2. Burzynski LC, Humphry M, Pyrillou K, et al. The Coagulation and Immune Systems Are Directly Linked through the Activation of Interleukin-1α by Thrombin. Immunity. 2019;50(4):1033-1042.e6.
3. Gorbacheva LR, Kiseleva EV, Savinkova IG, Strukova SM. A New Concept of Action of Hemostatic Proteases on Inflammation, Neurotoxicity, and Tissue Regeneration. Biochemistry. 2017;82(7):778-790.
4. Harish BS, Uppuluri KB. Microbial serine protease inhibitors and their therapeutic applications. Int J Biol Macromol. 2018;107(Pt B):1373-1387.
5. Pannkuk EL, Risch TS, Savary BJ. Isolation and identification of an extracellular subtilisin-like serine protease secreted by the bat pathogen Pseudogymnoascus destructans. PLoS One. 2015;10(3):e0120508.
6. Arnesen JA, Małagocka J, Gryganskyi A, et al.
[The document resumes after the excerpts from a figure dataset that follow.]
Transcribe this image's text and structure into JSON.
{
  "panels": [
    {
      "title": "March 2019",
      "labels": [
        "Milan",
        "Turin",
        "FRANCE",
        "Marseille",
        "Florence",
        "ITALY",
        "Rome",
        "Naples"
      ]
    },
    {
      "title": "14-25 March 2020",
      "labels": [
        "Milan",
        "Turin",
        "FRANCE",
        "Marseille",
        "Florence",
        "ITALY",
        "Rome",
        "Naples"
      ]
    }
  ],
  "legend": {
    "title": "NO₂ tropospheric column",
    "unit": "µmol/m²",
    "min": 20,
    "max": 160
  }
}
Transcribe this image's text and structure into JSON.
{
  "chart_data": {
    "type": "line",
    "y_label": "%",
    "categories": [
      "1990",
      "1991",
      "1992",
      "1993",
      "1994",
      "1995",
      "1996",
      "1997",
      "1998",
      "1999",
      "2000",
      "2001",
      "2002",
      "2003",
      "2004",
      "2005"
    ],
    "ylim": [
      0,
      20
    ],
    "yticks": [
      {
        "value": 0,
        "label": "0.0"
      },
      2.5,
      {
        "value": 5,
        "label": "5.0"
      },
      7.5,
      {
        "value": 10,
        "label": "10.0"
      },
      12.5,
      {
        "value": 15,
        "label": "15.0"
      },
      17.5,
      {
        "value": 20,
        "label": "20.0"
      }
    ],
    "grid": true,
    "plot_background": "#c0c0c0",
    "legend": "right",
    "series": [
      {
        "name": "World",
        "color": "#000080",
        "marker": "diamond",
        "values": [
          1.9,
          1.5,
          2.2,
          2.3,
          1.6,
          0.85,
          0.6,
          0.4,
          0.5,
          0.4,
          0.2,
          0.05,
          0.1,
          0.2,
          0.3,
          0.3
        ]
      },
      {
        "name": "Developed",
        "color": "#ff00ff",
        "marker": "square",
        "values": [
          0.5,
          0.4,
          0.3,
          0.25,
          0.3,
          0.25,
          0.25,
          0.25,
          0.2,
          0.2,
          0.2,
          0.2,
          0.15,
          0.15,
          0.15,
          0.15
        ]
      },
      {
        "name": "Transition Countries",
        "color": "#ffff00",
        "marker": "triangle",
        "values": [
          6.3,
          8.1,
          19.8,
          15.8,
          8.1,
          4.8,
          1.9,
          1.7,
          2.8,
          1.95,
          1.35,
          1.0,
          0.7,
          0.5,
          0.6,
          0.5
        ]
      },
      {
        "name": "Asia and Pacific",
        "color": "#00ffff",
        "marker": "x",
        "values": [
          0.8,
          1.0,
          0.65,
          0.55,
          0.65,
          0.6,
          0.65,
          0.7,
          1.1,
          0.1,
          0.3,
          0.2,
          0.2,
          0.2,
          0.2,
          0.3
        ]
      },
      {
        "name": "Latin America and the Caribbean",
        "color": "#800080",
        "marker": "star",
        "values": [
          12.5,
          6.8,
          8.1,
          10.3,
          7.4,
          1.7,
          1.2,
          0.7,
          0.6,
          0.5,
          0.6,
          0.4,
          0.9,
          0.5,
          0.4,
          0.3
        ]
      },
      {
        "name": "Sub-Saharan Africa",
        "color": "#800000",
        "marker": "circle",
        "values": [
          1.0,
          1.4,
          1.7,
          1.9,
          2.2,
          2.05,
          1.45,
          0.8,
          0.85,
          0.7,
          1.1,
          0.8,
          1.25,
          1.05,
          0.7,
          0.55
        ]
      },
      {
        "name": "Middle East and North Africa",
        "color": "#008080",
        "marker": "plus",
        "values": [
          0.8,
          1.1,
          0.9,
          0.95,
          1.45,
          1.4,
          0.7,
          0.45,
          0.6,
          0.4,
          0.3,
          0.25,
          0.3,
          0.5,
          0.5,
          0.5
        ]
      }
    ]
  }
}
Early Diverging Insect-Pathogenic Fungi of the Order Entomophthorales Possess Diverse and Unique Subtilisin-Like Serine Proteases. G3 (Bethesda). 2018;8(10):3311-3319.
7. Goettig, P., Brandstetter, H., & Magdolen, V. Surface loops of trypsin-like serine proteases as determinants of function. Biochimie. 2019. doi:10.1016/j.biochi.2019.09.004.
8. Brenner S. The molecular evolution of genes and proteins: a tale of two serines. Nature. 1988 Aug 11;334(6182):528-30.
9. Rawlings ND, Barrett AJ. Families of serine peptidases. Methods Enzymol. 1994;244:19-61. doi: 10.1016/0076-6879(94)44004-2.